Türk siyasetinin kara deliği – YAVUZ DONAT

spot_img


Aslında… Bu yazıyı günler önce yazacaktık… Ama araya başka konular girdi… Iğdır notları… Alanya, Antalya gözlemleri… Recai Kutan’ın vefatı.

Ve… Kara delik gecikti, bugüne kaldı.

Siyasetimizin kara deliği çok… Hangi birini sayalım?

Sonuncusu… Biliyorsunuz… CHP Genel Başkanı Özgür Özel‘in özel hayatı.

Fakat dilerseniz, makarayı biraz geriye saralım… İsmet İnönü… Adnan Menderes… Süleyman Demirel… Turgut Özal’lı yıllara.

***


Devlet adamlığı budur

Adnan Menderes‘in başbakanlık yaptığı yıllar… İsmet İnönü, CHP Genel Başkanı.

Ulus Gazetesi… CHP’nin yayın organı.

Nihat Erim… CHP Genel Sekreter Yardımcısı… Gazeteden sorumlu.

Bir gün… Nihat Erim, elinde bir dosya, İsmet İnönü’nün odasına girer:

– Paşam… Başbakan Menderes’in özel hayatıyla ilgili bir haber var… Gazetede yayımlanması için izninizi rica ediyoruz.

Ve… Haberin ayrıntılarını anlatır.

İsmet İnönü, tepki gösterir:

– Yayımlamayın… Bu dosyayı çöpe atın… Adnan Bey, bizim siyasi rakibimizdir… Ama… Onun özel hayatını kurcalamak siyaset yapmak değildir.

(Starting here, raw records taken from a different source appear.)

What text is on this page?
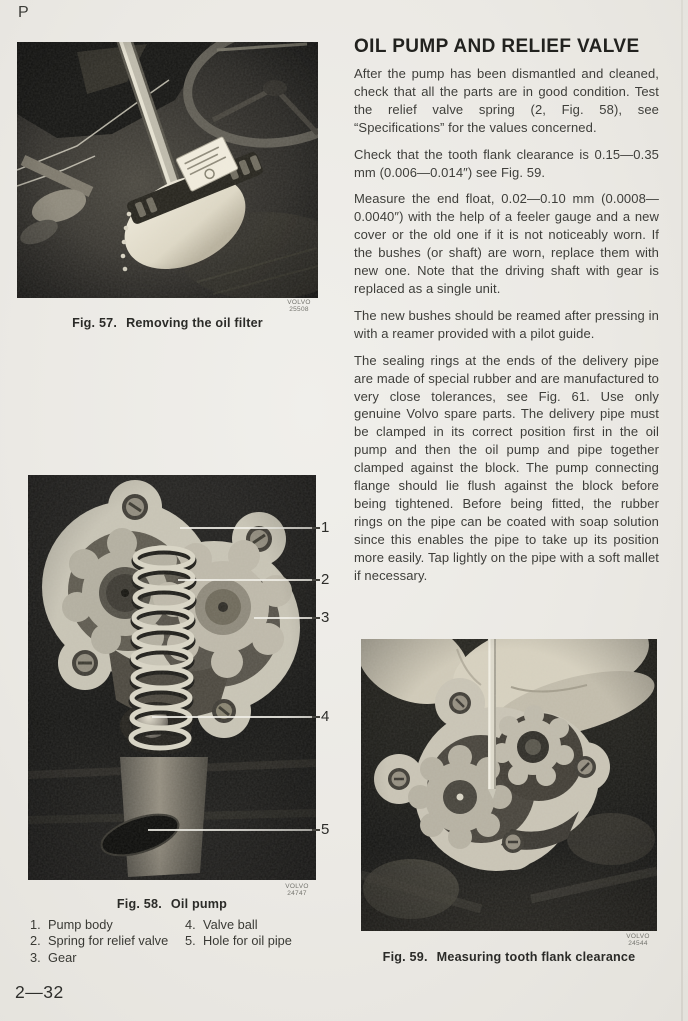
P
VOLVO
25508
Fig. 57. Removing the oil filter
OIL PUMP AND RELIEF VALVE

After the pump has been dismantled and cleaned, check that all the parts are in good condition. Test the relief valve spring (2, Fig. 58), see “Specifications” for the values concerned.

Check that the tooth flank clearance is 0.15—0.35 mm (0.006—0.014″) see Fig. 59.

Measure the end float, 0.02—0.10 mm (0.0008—0.0040″) with the help of a feeler gauge and a new cover or the old one if it is not noticeably worn. If the bushes (or shaft) are worn, replace them with new one. Note that the driving shaft with gear is replaced as a single unit.

The new bushes should be reamed after pressing in with a reamer provided with a pilot guide.

The sealing rings at the ends of the delivery pipe are made of special rubber and are manufactured to very close tolerances, see Fig. 61. Use only genuine Volvo spare parts. The delivery pipe must be clamped in its correct position first in the oil pump and then the oil pump and pipe together clamped against the block. The pump connecting flange should lie flush against the block before being tightened. Before being fitted, the rubber rings on the pipe can be coated with soap solution since this enables the pipe to take up its position more easily. Tap lightly on the pipe with a soft mallet if necessary.

1
2
3
4
5
VOLVO
24747
Fig. 58. Oil pump
1. Pump body
2. Spring for relief valve
3. Gear
4. Valve ball
5. Hole for oil pipe	VOLVO
24544
Fig. 59. Measuring tooth flank clearance
2—32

Konuyu özetleyerek yazdık… Ayrıntı… Kadın adı vermeden.

Olayı… Altan Öymen Ağabey çok iyi bilir… Kitabında yazdı.

Yakın siyasi tarih üzerinde araştırmaları/çalışmaları olan Cemil Çiçek de bilir.

***


Men dakka dukka

Yaygın bir sözdür… “Eden bulur” anlamında… “Kapı çalanın kapısı çalınır.”

İsmet İnönü’nün kirli bir mendil gibi fırlatıp attığı özel hayat dosyası, daha sonra işportaya düştü.

Darbe… 27 Mayıs 1960… Yassıada mahkemesi… Başsavcı dava açtı.

“Bebek davası.”

İddialar… Şahitler… Adnan Menderes’i küçük düşürmek için her şey yapıldı.

Ama… Kader… Men dakka dukka.

Başsavcının ilişkisi vardı… Başbakan Menderes’in telefonunu dinlemekle görevli kadınla.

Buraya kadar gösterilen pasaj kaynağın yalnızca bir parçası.